Chrissy, your wedding menu is EXACTLY what I would like to do, if left to my own devices. I always wondered if I would ever date a vegetarian guy, and if we'd opt for a vegetarian wedding. I don't LOVE that Matt is a meat-eater and probably always will be, but at the same time, I think our different eating habits are a source of good conversation and experimentation. And besides: when it comes to love, there are only so many things you can choose because every person is a package deal.
xo!
Hi there! I came over to your blog from Chrissy's. I guess I should preface my remarks by saying that I currently eat some meat (humanely raised and local) but that I was a vegetarian for years and a vegan for a while. I have lived in countries where there is almost no understanding of vegetarianism and where many consider a chicken dish to be "vegetarian." I married a meat eater who despises legumes and doesn't like a lot of fruits and vegetables. I'd rather not make a separate meal every night so we have compromised. I eat the occasional piece of chicken or fish or a meatball here and there and he eats chickpeas and picks out the vegetables he doesn't like from dishes.
When we got married this was a dilemma for me when we started planning, but ultimately, my feelings are that a wedding isn't just about the two people getting married, especially if non-vegetarian relatives are paying for part of the ceremony and/or reception (my husband's parents paid for a large chunk of our reception). It's about their comfort as well. Knowing that my husband, most of our family members, and many of our guests were not vegetarians but that some were, we had options for both.
Incidentally, this has been the topic of a lot of discussion on wedding forums on sites like Off Beat Bride and The Knot.
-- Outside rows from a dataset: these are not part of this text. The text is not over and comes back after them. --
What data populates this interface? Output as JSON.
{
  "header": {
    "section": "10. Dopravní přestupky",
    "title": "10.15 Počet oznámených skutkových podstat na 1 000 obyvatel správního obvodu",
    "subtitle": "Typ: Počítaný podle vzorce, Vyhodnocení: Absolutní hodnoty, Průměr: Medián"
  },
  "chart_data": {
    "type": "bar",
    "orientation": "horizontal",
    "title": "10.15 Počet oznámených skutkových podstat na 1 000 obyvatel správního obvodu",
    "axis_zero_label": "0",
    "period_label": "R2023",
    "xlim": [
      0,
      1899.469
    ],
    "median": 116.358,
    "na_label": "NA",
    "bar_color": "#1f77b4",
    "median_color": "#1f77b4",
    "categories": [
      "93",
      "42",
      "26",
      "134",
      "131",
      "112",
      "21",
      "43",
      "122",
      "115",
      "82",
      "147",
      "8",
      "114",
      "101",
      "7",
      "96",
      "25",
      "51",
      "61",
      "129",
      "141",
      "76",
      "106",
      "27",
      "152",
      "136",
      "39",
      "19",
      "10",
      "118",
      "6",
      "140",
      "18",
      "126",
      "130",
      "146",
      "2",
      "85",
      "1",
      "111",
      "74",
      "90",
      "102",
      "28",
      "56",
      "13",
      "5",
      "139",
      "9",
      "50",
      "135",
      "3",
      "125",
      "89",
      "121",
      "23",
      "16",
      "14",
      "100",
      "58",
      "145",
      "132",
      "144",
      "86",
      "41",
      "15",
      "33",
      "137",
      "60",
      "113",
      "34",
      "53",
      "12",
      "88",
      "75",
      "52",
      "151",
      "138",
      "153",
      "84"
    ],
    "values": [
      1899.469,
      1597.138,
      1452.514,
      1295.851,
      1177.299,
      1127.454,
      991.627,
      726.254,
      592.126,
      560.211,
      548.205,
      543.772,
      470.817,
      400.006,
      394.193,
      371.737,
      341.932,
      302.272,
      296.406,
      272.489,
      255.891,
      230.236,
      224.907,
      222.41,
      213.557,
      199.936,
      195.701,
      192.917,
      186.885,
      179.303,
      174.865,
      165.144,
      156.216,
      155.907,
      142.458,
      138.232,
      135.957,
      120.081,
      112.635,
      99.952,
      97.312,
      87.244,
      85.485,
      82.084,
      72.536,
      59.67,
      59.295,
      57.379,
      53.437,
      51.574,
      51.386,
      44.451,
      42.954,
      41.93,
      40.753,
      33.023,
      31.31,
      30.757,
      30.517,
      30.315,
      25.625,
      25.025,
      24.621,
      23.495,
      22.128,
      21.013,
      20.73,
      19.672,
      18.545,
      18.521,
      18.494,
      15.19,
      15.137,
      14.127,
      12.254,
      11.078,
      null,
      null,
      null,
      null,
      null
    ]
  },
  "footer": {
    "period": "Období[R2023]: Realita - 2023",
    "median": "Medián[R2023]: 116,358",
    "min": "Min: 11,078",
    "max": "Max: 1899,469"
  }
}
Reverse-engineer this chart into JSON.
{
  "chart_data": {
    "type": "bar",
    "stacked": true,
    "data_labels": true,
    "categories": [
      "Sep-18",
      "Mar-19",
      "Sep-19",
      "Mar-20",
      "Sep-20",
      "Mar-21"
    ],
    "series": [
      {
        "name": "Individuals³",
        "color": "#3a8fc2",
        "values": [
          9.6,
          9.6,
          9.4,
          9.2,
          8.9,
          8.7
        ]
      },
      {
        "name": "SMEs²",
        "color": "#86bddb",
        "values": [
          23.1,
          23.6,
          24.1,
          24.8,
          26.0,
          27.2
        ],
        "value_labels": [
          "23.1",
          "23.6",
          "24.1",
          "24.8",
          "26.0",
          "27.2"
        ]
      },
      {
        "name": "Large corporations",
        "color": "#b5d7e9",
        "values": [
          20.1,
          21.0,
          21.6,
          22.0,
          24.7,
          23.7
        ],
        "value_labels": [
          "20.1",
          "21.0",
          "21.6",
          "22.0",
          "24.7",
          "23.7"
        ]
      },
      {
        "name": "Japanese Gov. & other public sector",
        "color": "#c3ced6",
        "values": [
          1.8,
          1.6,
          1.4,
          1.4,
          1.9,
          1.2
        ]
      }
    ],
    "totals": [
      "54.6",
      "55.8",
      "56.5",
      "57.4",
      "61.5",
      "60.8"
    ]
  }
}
The etiquette really isn't clear, but most people expect a meat option when they attend a wedding in the states.
Great points, Raquelita! While I don't want my guests to feel uncomfortable at my wedding, I don't want to feel uncomfortable either! You make a good point about who is helping to pay for the ceremony - in that case, I would try to pay for the food myself. :) If I did decide to offer any meat, then I would do my best to find local, organic, humanely raised meat.
On the other hand, I wouldn't tell my guests that it was going to be a vegetarian wedding (if that's what I decided to do). Hopefully the food would be so delicious they wouldn't even notice the lack of meat. (Hey, a girl can dream!) :)
Oh my gosh, it is so embarrassing that I have taken weeks to respond to the latest comments. I'm sorry! But here we go:
Raquelita, thanks for coming over and saying hello! I can definitely appreciate your feelings on not cooking separate meals when you and your husband are eating together. I feel like there is something special and lovely about a shared meal where people are enjoying the same food. For that reason, I'm very grateful that Matt is willing to eat mostly vegetarian meals when we cook together.
I agree with your thoughts that a meat option is expected at American weddings. It's traditional of course ("beef or chicken?"). But maybe it's that traditional aspect of it that I dislike. I don't feel compelled to honor many traditions, and certainly traditions that involve food are low on my list of traditions to uphold. Though "traditional" foods like fermented foods and grass-fed animal products--those traditions I can get behind!
Chrissy, thanks for your follow-up comment! Clearly you are more on the ball than I am with this blogging thing :-) I think ultimately, my dream menu would have one meat, one vegetarian, and one vegan option for the main course. Then everything else on the menu would be vegetarian. That's a menu plan I can get behind.
Thanks for all the great comments, everyone! What a fun topic.